Dave Girouard, president of Google's enterprise division, said government represented a significant opportunity for the company, which is trying to find other areas outside of Internet advertising to generate revenue. The federal government spends $76 billion on technology, according to Google.

To satisfy the federal government, Google has agreed to store information on servers located inside the United States.

Berkeley Labs, part of the Department of Energy, started using Google Apps earlier this year. More than 4,000 employees and 1,000 research partners are using Google Docs & Sites to collaborate, and 4,000 are using Google Mail. Larimer County, Colo., has also started using Google Apps for Government.

So-called "cloud computing" costs less because the administrative programs used by clients are rented, not bought, and are updated by the software provider.

But Google missed the June 30 deadline on its high-profile contract to take over Los Angeles' e-mail system because of security concerns raised by the police department. The five-year contract with the city, for which Google outbid Microsoft, is being closely watched by other governments.

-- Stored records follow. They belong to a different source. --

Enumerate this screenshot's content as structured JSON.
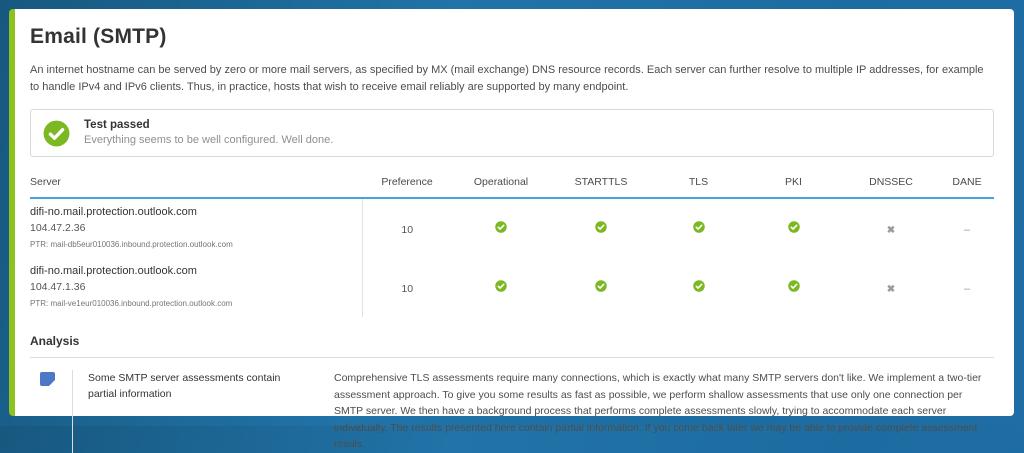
{
  "page": {
    "title": "Email (SMTP)",
    "description": "An internet hostname can be served by zero or more mail servers, as specified by MX (mail exchange) DNS resource records. Each server can further resolve to multiple IP addresses, for example to handle IPv4 and IPv6 clients. Thus, in practice, hosts that wish to receive email reliably are supported by many endpoint."
  },
  "banner": {
    "icon": "check-circle-icon",
    "title": "Test passed",
    "subtitle": "Everything seems to be well configured. Well done."
  },
  "table": {
    "columns": [
      "Server",
      "Preference",
      "Operational",
      "STARTTLS",
      "TLS",
      "PKI",
      "DNSSEC",
      "DANE"
    ],
    "rows": [
      {
        "hostname": "difi-no.mail.protection.outlook.com",
        "ip": "104.47.2.36",
        "ptr": "PTR: mail-db5eur010036.inbound.protection.outlook.com",
        "preference": "10",
        "statuses": {
          "operational": "pass",
          "starttls": "pass",
          "tls": "pass",
          "pki": "pass",
          "dnssec": "cross",
          "dane": "dash"
        }
      },
      {
        "hostname": "difi-no.mail.protection.outlook.com",
        "ip": "104.47.1.36",
        "ptr": "PTR: mail-ve1eur010036.inbound.protection.outlook.com",
        "preference": "10",
        "statuses": {
          "operational": "pass",
          "starttls": "pass",
          "tls": "pass",
          "pki": "pass",
          "dnssec": "cross",
          "dane": "dash"
        }
      }
    ]
  },
  "analysis": {
    "heading": "Analysis",
    "items": [
      {
        "icon": "note-icon",
        "title": "Some SMTP server assessments contain partial information",
        "body": "Comprehensive TLS assessments require many connections, which is exactly what many SMTP servers don't like. We implement a two-tier assessment approach. To give you some results as fast as possible, we perform shallow assessments that use only one connection per SMTP server. We then have a background process that performs complete assessments slowly, trying to accommodate each server individually. The results presented here contain partial information. If you come back later we may be able to provide complete assessment resuls."
      }
    ]
  },
  "icons": {
    "pass": "check-circle-icon",
    "cross": "x-icon",
    "dash": "dash-icon"
  },
  "colors": {
    "frame_blue": "#1f6da4",
    "stripe_green": "#8dc21f",
    "check_green": "#7cb821",
    "header_rule_blue": "#45a3dd",
    "note_blue": "#4d78c6",
    "cross_gray": "#9b9b9b"
  }
}
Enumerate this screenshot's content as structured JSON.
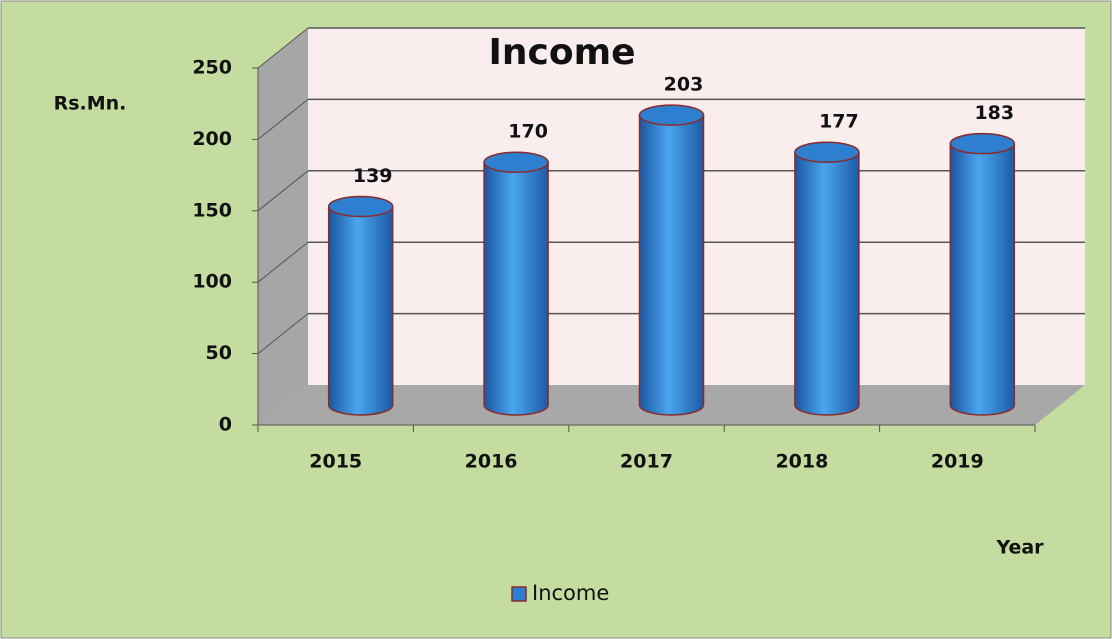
{
  "chart_data": {
    "type": "cylinder",
    "title": "Income",
    "y_label": "Rs.Mn.",
    "x_label": "Year",
    "categories": [
      "2015",
      "2016",
      "2017",
      "2018",
      "2019"
    ],
    "series": [
      {
        "name": "Income",
        "color": "#2f7fd0",
        "values": [
          139,
          170,
          203,
          177,
          183
        ]
      }
    ],
    "ylim": [
      0,
      250
    ],
    "yticks": [
      0,
      50,
      100,
      150,
      200,
      250
    ],
    "grid": true,
    "legend": "bottom"
  }
}
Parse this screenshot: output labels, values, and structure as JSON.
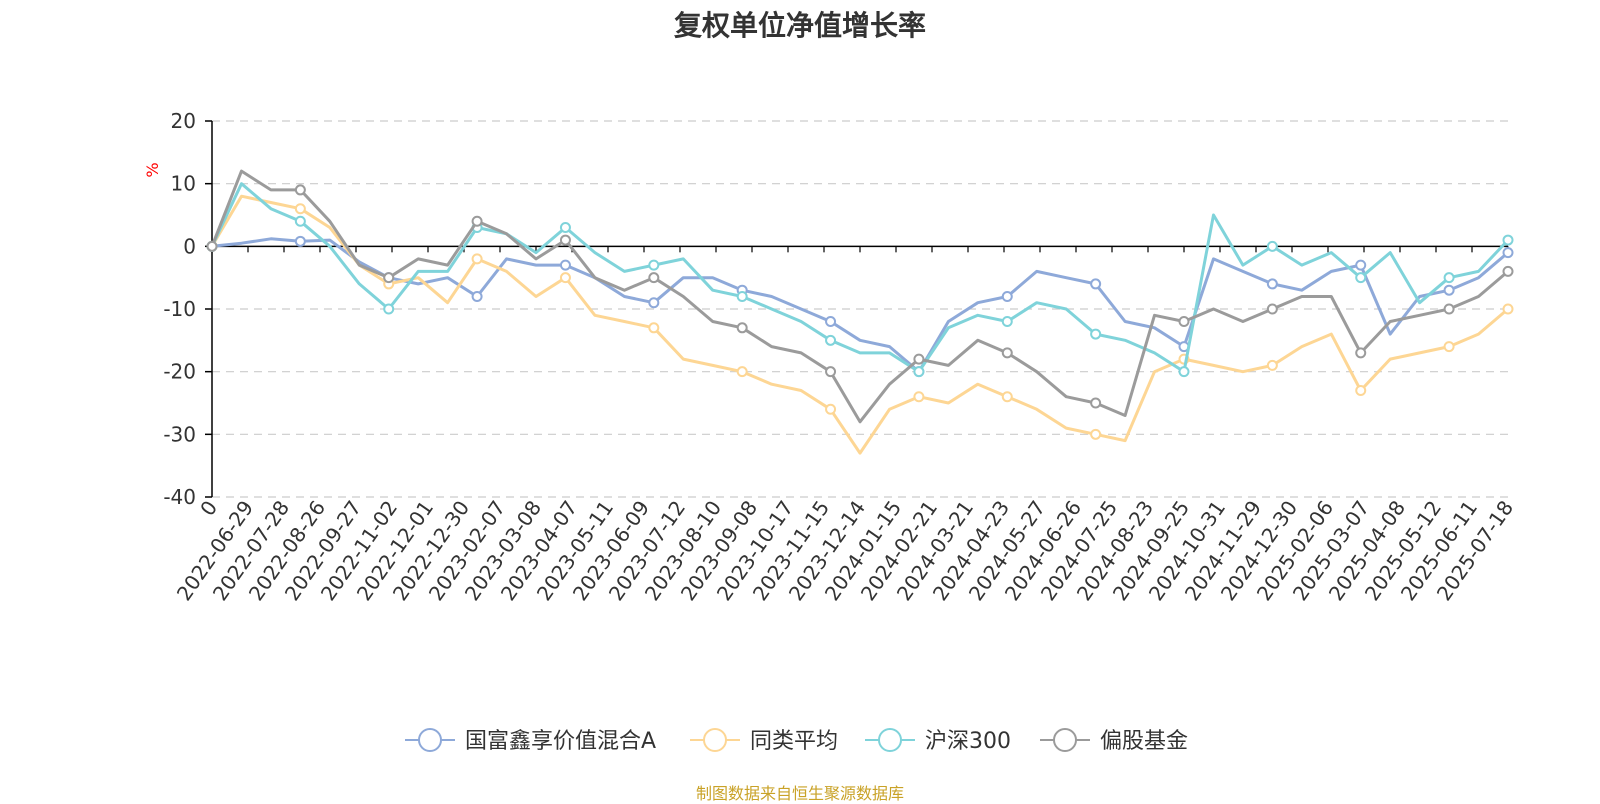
{
  "title": "复权单位净值增长率",
  "source_note": "制图数据来自恒生聚源数据库",
  "colors": {
    "series_a": "#8ea9d9",
    "peer_avg": "#fdd694",
    "hs300": "#7fd3da",
    "equity_fund": "#9b9b9b",
    "unit": "#ff0000",
    "source": "#c9a227",
    "grid": "#cccccc",
    "axis": "#000000"
  },
  "chart_data": {
    "type": "line",
    "title": "复权单位净值增长率",
    "ylabel": "%",
    "ylim": [
      -40,
      20
    ],
    "yticks": [
      20,
      10,
      0,
      -10,
      -20,
      -30,
      -40
    ],
    "grid": "horizontal dashed",
    "legend_position": "bottom-center",
    "x_tick_labels": [
      "0",
      "2022-06-29",
      "2022-07-28",
      "2022-08-26",
      "2022-09-27",
      "2022-11-02",
      "2022-12-01",
      "2022-12-30",
      "2023-02-07",
      "2023-03-08",
      "2023-04-07",
      "2023-05-11",
      "2023-06-09",
      "2023-07-12",
      "2023-08-10",
      "2023-09-08",
      "2023-10-17",
      "2023-11-15",
      "2023-12-14",
      "2024-01-15",
      "2024-02-21",
      "2024-03-21",
      "2024-04-23",
      "2024-05-27",
      "2024-06-26",
      "2024-07-25",
      "2024-08-23",
      "2024-09-25",
      "2024-10-31",
      "2024-11-29",
      "2024-12-30",
      "2025-02-06",
      "2025-03-07",
      "2025-04-08",
      "2025-05-12",
      "2025-06-11",
      "2025-07-18"
    ],
    "series": [
      {
        "name": "国富鑫享价值混合A",
        "color_key": "series_a",
        "values": [
          0,
          0.5,
          1.2,
          0.8,
          1.0,
          -2.5,
          -5,
          -6,
          -5,
          -8,
          -2,
          -3,
          -3,
          -5,
          -8,
          -9,
          -5,
          -5,
          -7,
          -8,
          -10,
          -12,
          -15,
          -16,
          -20,
          -12,
          -9,
          -8,
          -4,
          -5,
          -6,
          -12,
          -13,
          -16,
          -2,
          -4,
          -6,
          -7,
          -4,
          -3,
          -14,
          -8,
          -7,
          -5,
          -1
        ]
      },
      {
        "name": "同类平均",
        "color_key": "peer_avg",
        "values": [
          0,
          8,
          7,
          6,
          3,
          -3,
          -6,
          -5,
          -9,
          -2,
          -4,
          -8,
          -5,
          -11,
          -12,
          -13,
          -18,
          -19,
          -20,
          -22,
          -23,
          -26,
          -33,
          -26,
          -24,
          -25,
          -22,
          -24,
          -26,
          -29,
          -30,
          -31,
          -20,
          -18,
          -19,
          -20,
          -19,
          -16,
          -14,
          -23,
          -18,
          -17,
          -16,
          -14,
          -10
        ]
      },
      {
        "name": "沪深300",
        "color_key": "hs300",
        "values": [
          0,
          10,
          6,
          4,
          0,
          -6,
          -10,
          -4,
          -4,
          3,
          2,
          -1,
          3,
          -1,
          -4,
          -3,
          -2,
          -7,
          -8,
          -10,
          -12,
          -15,
          -17,
          -17,
          -20,
          -13,
          -11,
          -12,
          -9,
          -10,
          -14,
          -15,
          -17,
          -20,
          5,
          -3,
          0,
          -3,
          -1,
          -5,
          -1,
          -9,
          -5,
          -4,
          1
        ]
      },
      {
        "name": "偏股基金",
        "color_key": "equity_fund",
        "values": [
          0,
          12,
          9,
          9,
          4,
          -3,
          -5,
          -2,
          -3,
          4,
          2,
          -2,
          1,
          -5,
          -7,
          -5,
          -8,
          -12,
          -13,
          -16,
          -17,
          -20,
          -28,
          -22,
          -18,
          -19,
          -15,
          -17,
          -20,
          -24,
          -25,
          -27,
          -11,
          -12,
          -10,
          -12,
          -10,
          -8,
          -8,
          -17,
          -12,
          -11,
          -10,
          -8,
          -4
        ]
      }
    ]
  }
}
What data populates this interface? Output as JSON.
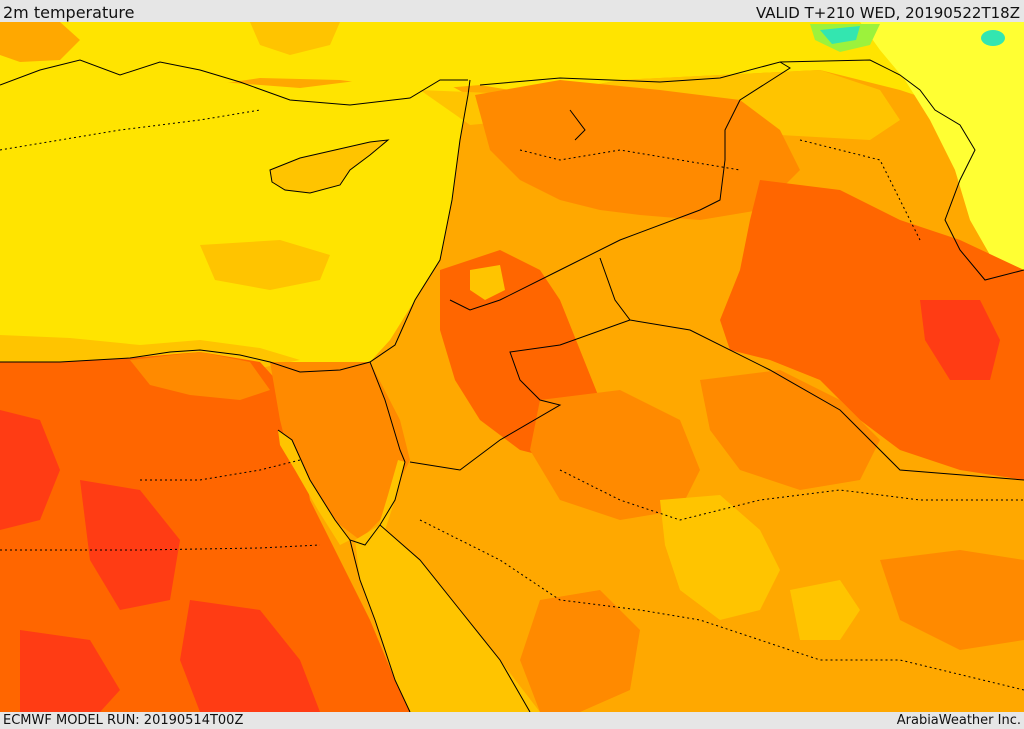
{
  "header": {
    "product_title": "2m temperature",
    "valid_time": "VALID T+210 WED, 20190522T18Z"
  },
  "footer": {
    "model_run": "ECMWF MODEL RUN: 20190514T00Z",
    "provider": "ArabiaWeather Inc."
  },
  "map": {
    "variable": "2m temperature",
    "colors": {
      "light_yellow": "#ffff33",
      "yellow": "#ffe400",
      "amber": "#ffc400",
      "orange": "#ffa800",
      "dark_orange": "#ff8a00",
      "red_orange": "#ff6600",
      "red": "#ff3c14",
      "green": "#9cf23c",
      "cyan": "#33e6b0",
      "border": "#000000"
    }
  }
}
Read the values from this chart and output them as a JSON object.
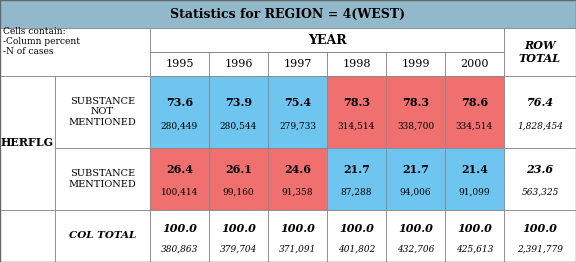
{
  "title": "Statistics for REGION = 4(WEST)",
  "title_bg": "#92b8cc",
  "header_year_label": "YEAR",
  "row_total_label": "ROW\nTOTAL",
  "col_header_labels": [
    "1995",
    "1996",
    "1997",
    "1998",
    "1999",
    "2000"
  ],
  "left_label": "HERFLG",
  "row_label_0": "SUBSTANCE\nNOT\nMENTIONED",
  "row_label_1": "SUBSTANCE\nMENTIONED",
  "row_label_2": "COL TOTAL",
  "cells_contain_text": "Cells contain:\n-Column percent\n-N of cases",
  "data": {
    "not_mentioned_pct": [
      "73.6",
      "73.9",
      "75.4",
      "78.3",
      "78.3",
      "78.6",
      "76.4"
    ],
    "not_mentioned_n": [
      "280,449",
      "280,544",
      "279,733",
      "314,514",
      "338,700",
      "334,514",
      "1,828,454"
    ],
    "mentioned_pct": [
      "26.4",
      "26.1",
      "24.6",
      "21.7",
      "21.7",
      "21.4",
      "23.6"
    ],
    "mentioned_n": [
      "100,414",
      "99,160",
      "91,358",
      "87,288",
      "94,006",
      "91,099",
      "563,325"
    ],
    "col_total_pct": [
      "100.0",
      "100.0",
      "100.0",
      "100.0",
      "100.0",
      "100.0",
      "100.0"
    ],
    "col_total_n": [
      "380,863",
      "379,704",
      "371,091",
      "401,802",
      "432,706",
      "425,613",
      "2,391,779"
    ]
  },
  "blue_light": "#6ec6f0",
  "red_light": "#f07070",
  "white": "#ffffff",
  "border_color": "#888888",
  "lw": 0.6,
  "title_fontsize": 9,
  "header_fontsize": 8,
  "pct_fontsize": 8,
  "n_fontsize": 6.5,
  "label_fontsize": 7,
  "herflg_fontsize": 8
}
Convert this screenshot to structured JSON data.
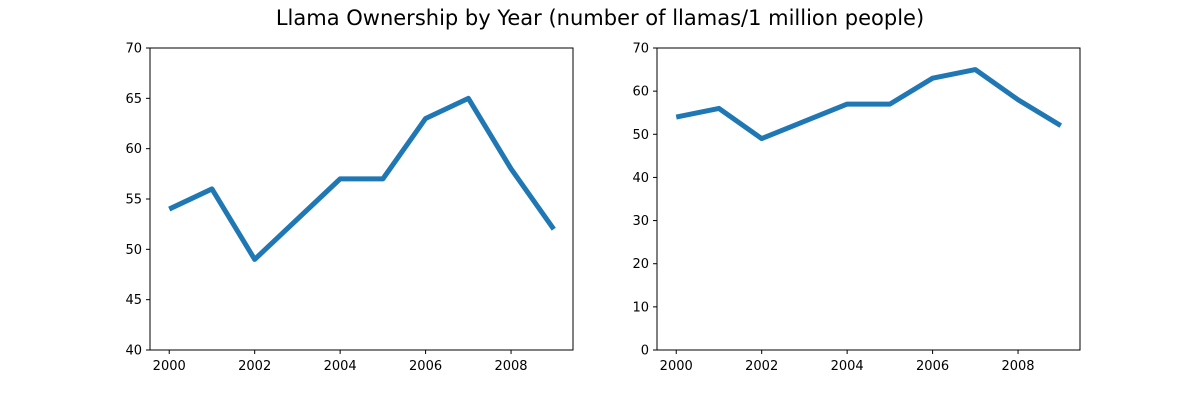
{
  "figure": {
    "title": "Llama Ownership by Year (number of llamas/1 million people)"
  },
  "colors": {
    "line": "#1f77b4",
    "axes": "#000000",
    "background": "#ffffff"
  },
  "chart_data": [
    {
      "type": "line",
      "title": "",
      "xlabel": "",
      "ylabel": "",
      "x": [
        2000,
        2001,
        2002,
        2003,
        2004,
        2005,
        2006,
        2007,
        2008,
        2009
      ],
      "series": [
        {
          "values": [
            54,
            56,
            49,
            53,
            57,
            57,
            63,
            65,
            58,
            52
          ]
        }
      ],
      "xlim": [
        1999.55,
        2009.45
      ],
      "ylim": [
        40,
        70
      ],
      "xticks": [
        2000,
        2002,
        2004,
        2006,
        2008
      ],
      "yticks": [
        40,
        45,
        50,
        55,
        60,
        65,
        70
      ],
      "grid": false
    },
    {
      "type": "line",
      "title": "",
      "xlabel": "",
      "ylabel": "",
      "x": [
        2000,
        2001,
        2002,
        2003,
        2004,
        2005,
        2006,
        2007,
        2008,
        2009
      ],
      "series": [
        {
          "values": [
            54,
            56,
            49,
            53,
            57,
            57,
            63,
            65,
            58,
            52
          ]
        }
      ],
      "xlim": [
        1999.55,
        2009.45
      ],
      "ylim": [
        0,
        70
      ],
      "xticks": [
        2000,
        2002,
        2004,
        2006,
        2008
      ],
      "yticks": [
        0,
        10,
        20,
        30,
        40,
        50,
        60,
        70
      ],
      "grid": false
    }
  ]
}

The Los Angeles Police Department has strict rules about the way its records are secured. Until Google can address the department's concerns about the cloud-computing system, city officials said the LAPD would continue to use the old system — which means the city will have to pay for both the new and old e-mail programs at an additional cost that could top $400,000 over the next year.

City officials said Google had committed to paying for the old licenses through November, when the city's technology agency expects to have completed the move to the new e-mail program.

Google executives called the Los Angeles deployment problems "minor issues." A company spokesman noted that the city's complex move to cloud-based software was the first of its kind, and that Google was pleased with the progress of the transition.